Als Folge der Schlacht gaben die Franzosen die Stadt auf und ihre verbliebenen Truppen in Nordamerika gerieten unter immer stärker werdenden Druck der Briten. Zwar kämpften die Franzosen nach der Eroberung Québecs weiter und behielten in einigen Gefechten die Oberhand, doch die Briten gaben die strategisch wichtige Stadt nicht mehr preis. Mit dem Pariser Frieden 1763 gingen die meisten französischen Territorien im östlichen Nordamerika in britischen Besitz über.
Belagerung
1758 hatten die Briten die Festung Louisbourg auf der Kap-Breton-Insel, das Fort Duquesne im Ohio-Tal und das Fort Niagara am Ontariosee eingenommen. Die Franzosen waren eingekreist, konnten aber die gänzliche Eroberung Neufrankreichs mit dem Sieg in der Schlacht um Fort Carillon zunächst aufhalten. Als Misserfolg erwies sich die britische Blockade des Sankt-Lorenz-Stroms während des Winters, da es zahlreichen französischen Schiffen gelang, Nachschub nach Québec zu liefern. Im Mai 1759 begannen die Franzosen, die Bevölkerung zu evakuieren und sich zu verschanzen. Am 26. Juni landete die britische Flotte in der Umgebung Québecs, woraufhin die Soldaten die Île d’Orléans besetzten und dort das Hauptlager errichteten. Ein französischer Angriff auf die Flotte mit Brandern schlug fehl. Am darauf folgenden Tag besetzten die Briten auch das Südufer des Sankt-Lorenz-Stroms und begannen mit dem Aufbau von Artilleriebatterien.

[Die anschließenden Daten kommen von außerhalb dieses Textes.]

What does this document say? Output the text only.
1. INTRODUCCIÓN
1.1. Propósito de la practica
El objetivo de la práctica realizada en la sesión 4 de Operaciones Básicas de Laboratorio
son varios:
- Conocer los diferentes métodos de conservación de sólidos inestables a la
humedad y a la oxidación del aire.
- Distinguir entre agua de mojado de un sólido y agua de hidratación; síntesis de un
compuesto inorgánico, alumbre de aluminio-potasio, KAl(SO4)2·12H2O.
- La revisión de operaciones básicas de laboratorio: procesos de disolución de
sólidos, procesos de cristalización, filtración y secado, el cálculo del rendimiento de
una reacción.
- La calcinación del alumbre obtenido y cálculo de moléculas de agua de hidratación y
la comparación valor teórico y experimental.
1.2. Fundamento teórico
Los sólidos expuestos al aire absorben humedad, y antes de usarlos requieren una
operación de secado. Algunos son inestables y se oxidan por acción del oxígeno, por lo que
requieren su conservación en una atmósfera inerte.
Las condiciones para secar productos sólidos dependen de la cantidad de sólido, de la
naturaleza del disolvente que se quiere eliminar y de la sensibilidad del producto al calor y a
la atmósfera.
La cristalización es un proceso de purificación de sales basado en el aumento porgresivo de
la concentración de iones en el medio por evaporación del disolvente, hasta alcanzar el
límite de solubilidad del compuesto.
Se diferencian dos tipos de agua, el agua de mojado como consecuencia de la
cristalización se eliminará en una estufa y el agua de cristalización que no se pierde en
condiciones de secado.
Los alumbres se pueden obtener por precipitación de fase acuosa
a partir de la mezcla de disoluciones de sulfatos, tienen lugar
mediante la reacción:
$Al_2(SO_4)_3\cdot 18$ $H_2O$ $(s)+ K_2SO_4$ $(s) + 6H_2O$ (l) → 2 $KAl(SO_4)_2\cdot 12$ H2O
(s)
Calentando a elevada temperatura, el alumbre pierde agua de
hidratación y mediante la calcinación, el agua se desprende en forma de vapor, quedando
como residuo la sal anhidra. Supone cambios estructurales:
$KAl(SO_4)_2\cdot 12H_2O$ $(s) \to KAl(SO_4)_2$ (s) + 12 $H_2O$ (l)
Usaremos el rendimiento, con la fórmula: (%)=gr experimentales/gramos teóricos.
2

Der britische Artilleriebeschuss vom gegenüberliegenden Ufer aus setzte am 12. Juli ein und hielt die nächsten zwei Monate unvermindert an. Der heftige Beschuss, dem die Franzosen kaum etwas entgegenzusetzen hatten, fand vor allem in den Nachtstunden statt und richtete große Schäden in der Stadt an. Zahlreiche Gebäude, darunter die Kathedrale Notre-Dame de Québec und die Kirche Notre-Dame-des-Victoires, wurden ein Raub der Flammen. Am 31. Juli versuchte General James Wolfe einen ersten ernsthaften Angriffsversuch auf das Nordufer. Die Briten landeten bei Beauport, wurden aber von den Franzosen zurückgeschlagen. Insgesamt forderte diese Schlacht von Beauport 443 Verluste auf britischer und 60 Verluste auf französischer Seite. Als Vergeltung befahl Wolfe die Zerstörung sämtlicher Häuser in einem mehrere Dutzend Kilometer langen Abschnitt entlang dem Südufer des Sankt-Lorenz-Stroms, ebenso nordöstlich von Beauport. Während diese Aktion im Gange war, entwarf er neue Angriffspläne und verwarf diese wieder. Seine Arbeit musste er aufgrund einer länger andauernden Krankheitsphase im August unterbrechen.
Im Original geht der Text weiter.